The results can be summed up in one short sentence: “Rich people are good at managing their money.” Rich people handle their money well. Poor people, on the other hand, mishandle their money.

Wealthy people are not smarter than poor people in any way. They just have different and more supportive ways of handling money. As we have talked about in the first part of this book, the habits we have today are mainly due to the conditioning we had in the past. So first, if you’re not handling your money well, perhaps you are not programmed to handle money. Then, there’s also a better than good possibility that you don’t know how to manage your money in an easy and effective way. I’m not sure if Money Management 101 is offered in your school, but where I went, it wasn’t. But, we had the opportunity to learn War of 1812 instead and of course I make use of that knowledge every day.

It may not be a very glamorous topic, but it leads to this: how well you manage your money is the only difference between financial success and financial failure. It’s easy: to be able to master money, you must learn to manage it properly.

Poor people don’t manage their money well and they often times just don’t want to talk about money at all. Most people don’t want to manage their money because, first, they believe that it limits their freedom, and second, they claim they don’t have ample amount of money to manage.

As for the first excuse, managing money does not limit your freedom—as a matter of fact, it even promotes it. Managing your money permits you to create financial freedom so that you no longer have to work again. I, personally consider that as real freedom. As for those who believe in the basis “I don’t have enough money to manage,” they’re seeing the wrong way. Rather than say “when I have plenty of money, I’ll begin to manage it,” the reality is “when I begin to manage it, I’ll have plenty of money.”

Saying “I’ll start managing my money as soon as I get caught up” is comparable to an overweight person saying “I’ll start exercising and dieting as soon as I lose twenty pounds.” It’s more like putting the cart before the horse, with no clear destination…or may even go backward! Start managing the money that you have in a good way, then you’ll have more money to manage.

There is a story that I tell in the Millionaire Mind Intensive Seminar which strikes many listeners between the eyes. Think of yourself walking along the street with a five-year-old boy. You pass by an ice cream store and go inside. You treat the child to a single scoop of ice cream which you place on a cone because they no longer have cups. As both of you walk outside, you observe the cone wobbling in the child’s hands, and eventually, plop.
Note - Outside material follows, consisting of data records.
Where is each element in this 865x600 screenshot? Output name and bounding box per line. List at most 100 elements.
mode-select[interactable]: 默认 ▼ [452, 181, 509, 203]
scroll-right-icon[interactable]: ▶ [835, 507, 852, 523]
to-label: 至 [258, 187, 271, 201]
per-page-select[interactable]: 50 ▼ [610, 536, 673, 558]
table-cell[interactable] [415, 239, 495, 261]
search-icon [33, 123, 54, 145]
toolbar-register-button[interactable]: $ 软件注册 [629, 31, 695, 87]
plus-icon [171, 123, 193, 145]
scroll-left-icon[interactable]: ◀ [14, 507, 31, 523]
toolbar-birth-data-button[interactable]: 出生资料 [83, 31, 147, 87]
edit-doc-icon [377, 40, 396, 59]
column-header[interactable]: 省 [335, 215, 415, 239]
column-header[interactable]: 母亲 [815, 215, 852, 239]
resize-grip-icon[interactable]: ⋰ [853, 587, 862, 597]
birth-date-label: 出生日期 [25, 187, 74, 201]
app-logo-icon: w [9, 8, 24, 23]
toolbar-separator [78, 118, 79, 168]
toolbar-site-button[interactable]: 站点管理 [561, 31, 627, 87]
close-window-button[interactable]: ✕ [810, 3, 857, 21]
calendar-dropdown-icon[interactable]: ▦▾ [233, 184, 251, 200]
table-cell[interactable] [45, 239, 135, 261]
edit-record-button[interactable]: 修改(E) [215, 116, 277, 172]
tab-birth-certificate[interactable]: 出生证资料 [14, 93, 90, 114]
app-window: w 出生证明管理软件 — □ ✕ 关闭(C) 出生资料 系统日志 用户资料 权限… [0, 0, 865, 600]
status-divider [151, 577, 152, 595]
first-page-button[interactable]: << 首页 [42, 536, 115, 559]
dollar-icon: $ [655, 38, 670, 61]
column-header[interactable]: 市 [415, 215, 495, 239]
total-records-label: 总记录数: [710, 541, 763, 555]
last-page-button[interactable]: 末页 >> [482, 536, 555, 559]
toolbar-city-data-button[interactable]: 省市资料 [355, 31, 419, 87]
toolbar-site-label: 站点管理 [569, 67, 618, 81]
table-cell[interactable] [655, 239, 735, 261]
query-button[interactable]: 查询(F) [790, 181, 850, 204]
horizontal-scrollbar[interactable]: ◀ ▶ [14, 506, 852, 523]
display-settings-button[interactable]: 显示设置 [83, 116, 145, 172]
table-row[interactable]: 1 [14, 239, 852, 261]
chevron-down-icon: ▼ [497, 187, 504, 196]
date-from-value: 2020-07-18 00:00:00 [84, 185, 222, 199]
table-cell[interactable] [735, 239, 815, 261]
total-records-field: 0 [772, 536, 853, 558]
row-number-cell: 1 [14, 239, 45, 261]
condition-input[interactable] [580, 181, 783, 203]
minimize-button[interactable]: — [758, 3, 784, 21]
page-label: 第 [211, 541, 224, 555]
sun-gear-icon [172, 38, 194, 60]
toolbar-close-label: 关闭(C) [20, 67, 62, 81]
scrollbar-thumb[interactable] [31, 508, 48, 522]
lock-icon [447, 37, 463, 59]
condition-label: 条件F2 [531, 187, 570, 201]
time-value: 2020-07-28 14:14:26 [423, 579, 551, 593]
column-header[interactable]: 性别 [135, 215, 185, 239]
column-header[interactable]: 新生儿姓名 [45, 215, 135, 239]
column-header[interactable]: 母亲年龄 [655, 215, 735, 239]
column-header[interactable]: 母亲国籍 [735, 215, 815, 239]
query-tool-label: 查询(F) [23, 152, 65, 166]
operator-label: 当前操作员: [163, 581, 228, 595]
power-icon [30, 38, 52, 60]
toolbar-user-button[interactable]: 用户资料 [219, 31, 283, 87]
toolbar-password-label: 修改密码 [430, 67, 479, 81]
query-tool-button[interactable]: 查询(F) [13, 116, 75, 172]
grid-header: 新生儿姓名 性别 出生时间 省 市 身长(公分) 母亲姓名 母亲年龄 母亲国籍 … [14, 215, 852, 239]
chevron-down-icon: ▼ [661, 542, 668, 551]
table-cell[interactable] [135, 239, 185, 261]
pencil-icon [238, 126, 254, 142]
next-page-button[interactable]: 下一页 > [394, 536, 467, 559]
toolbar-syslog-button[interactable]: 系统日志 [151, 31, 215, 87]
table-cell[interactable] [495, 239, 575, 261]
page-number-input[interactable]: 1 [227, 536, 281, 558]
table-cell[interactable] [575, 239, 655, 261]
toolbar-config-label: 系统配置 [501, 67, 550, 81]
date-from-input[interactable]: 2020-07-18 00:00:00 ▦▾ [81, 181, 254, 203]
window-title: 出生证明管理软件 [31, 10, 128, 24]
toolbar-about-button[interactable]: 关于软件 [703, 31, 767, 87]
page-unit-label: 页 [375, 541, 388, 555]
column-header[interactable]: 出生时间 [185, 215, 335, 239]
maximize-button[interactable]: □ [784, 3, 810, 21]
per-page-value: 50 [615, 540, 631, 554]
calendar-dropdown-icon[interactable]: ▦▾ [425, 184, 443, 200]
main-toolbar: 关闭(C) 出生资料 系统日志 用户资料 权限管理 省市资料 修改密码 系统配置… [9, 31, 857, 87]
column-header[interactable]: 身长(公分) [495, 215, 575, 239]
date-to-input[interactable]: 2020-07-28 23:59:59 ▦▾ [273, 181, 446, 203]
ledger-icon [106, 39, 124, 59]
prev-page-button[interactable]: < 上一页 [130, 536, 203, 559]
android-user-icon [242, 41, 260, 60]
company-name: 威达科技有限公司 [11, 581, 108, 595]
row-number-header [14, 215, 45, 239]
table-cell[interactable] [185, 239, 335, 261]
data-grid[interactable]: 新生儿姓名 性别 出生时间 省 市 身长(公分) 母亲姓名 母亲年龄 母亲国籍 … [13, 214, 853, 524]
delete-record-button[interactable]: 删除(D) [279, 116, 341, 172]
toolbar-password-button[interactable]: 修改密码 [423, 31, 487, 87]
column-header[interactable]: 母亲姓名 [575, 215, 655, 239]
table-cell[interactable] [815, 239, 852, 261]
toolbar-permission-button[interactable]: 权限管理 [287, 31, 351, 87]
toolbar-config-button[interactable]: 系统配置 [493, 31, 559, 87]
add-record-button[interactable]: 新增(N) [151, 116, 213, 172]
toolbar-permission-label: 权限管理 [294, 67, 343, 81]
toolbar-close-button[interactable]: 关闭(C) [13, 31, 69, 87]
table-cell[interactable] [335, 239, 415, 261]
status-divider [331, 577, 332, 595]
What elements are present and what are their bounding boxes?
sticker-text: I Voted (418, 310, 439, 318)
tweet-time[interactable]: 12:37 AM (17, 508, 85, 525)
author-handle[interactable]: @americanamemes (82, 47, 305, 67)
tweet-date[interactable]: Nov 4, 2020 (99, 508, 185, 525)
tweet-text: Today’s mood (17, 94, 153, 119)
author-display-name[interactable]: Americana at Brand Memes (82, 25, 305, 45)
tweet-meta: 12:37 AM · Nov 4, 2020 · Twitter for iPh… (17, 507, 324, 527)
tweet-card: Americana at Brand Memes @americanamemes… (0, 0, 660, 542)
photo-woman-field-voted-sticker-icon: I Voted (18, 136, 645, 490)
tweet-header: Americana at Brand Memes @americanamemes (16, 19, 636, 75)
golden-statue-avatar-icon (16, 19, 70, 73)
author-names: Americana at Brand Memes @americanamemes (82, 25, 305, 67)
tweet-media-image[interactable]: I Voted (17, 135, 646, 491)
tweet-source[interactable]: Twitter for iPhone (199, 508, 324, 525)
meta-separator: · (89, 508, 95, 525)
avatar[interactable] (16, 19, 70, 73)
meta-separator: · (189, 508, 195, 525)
The ice cream drops out of the cone and onto the pavement.

The child starts to cry. So, back you go into the store to order another ice cream on a cone when the child sees a sign with a picture on it showing a “triple scooper” cone. The child points to the picture and eagerly screams, “I want that one!”

Now the question is this, would you let the child get what he wants and give him a triple scooper considering you are a kind, loving, and generous person? Your first response would probably be “sure.”

But, by deeply analyzing the question, many of the people who attended our seminar respond, “No.” Because why would you rather want the child to fail? The single scoop was already too much for the child to handle, how could he possibly handle a triple scoop?

This idea also applies to the universe and you. We exist in a kind and loving universe, and it has a rule saying “Until you show you can handle what you’ve got, you won’t get any more!”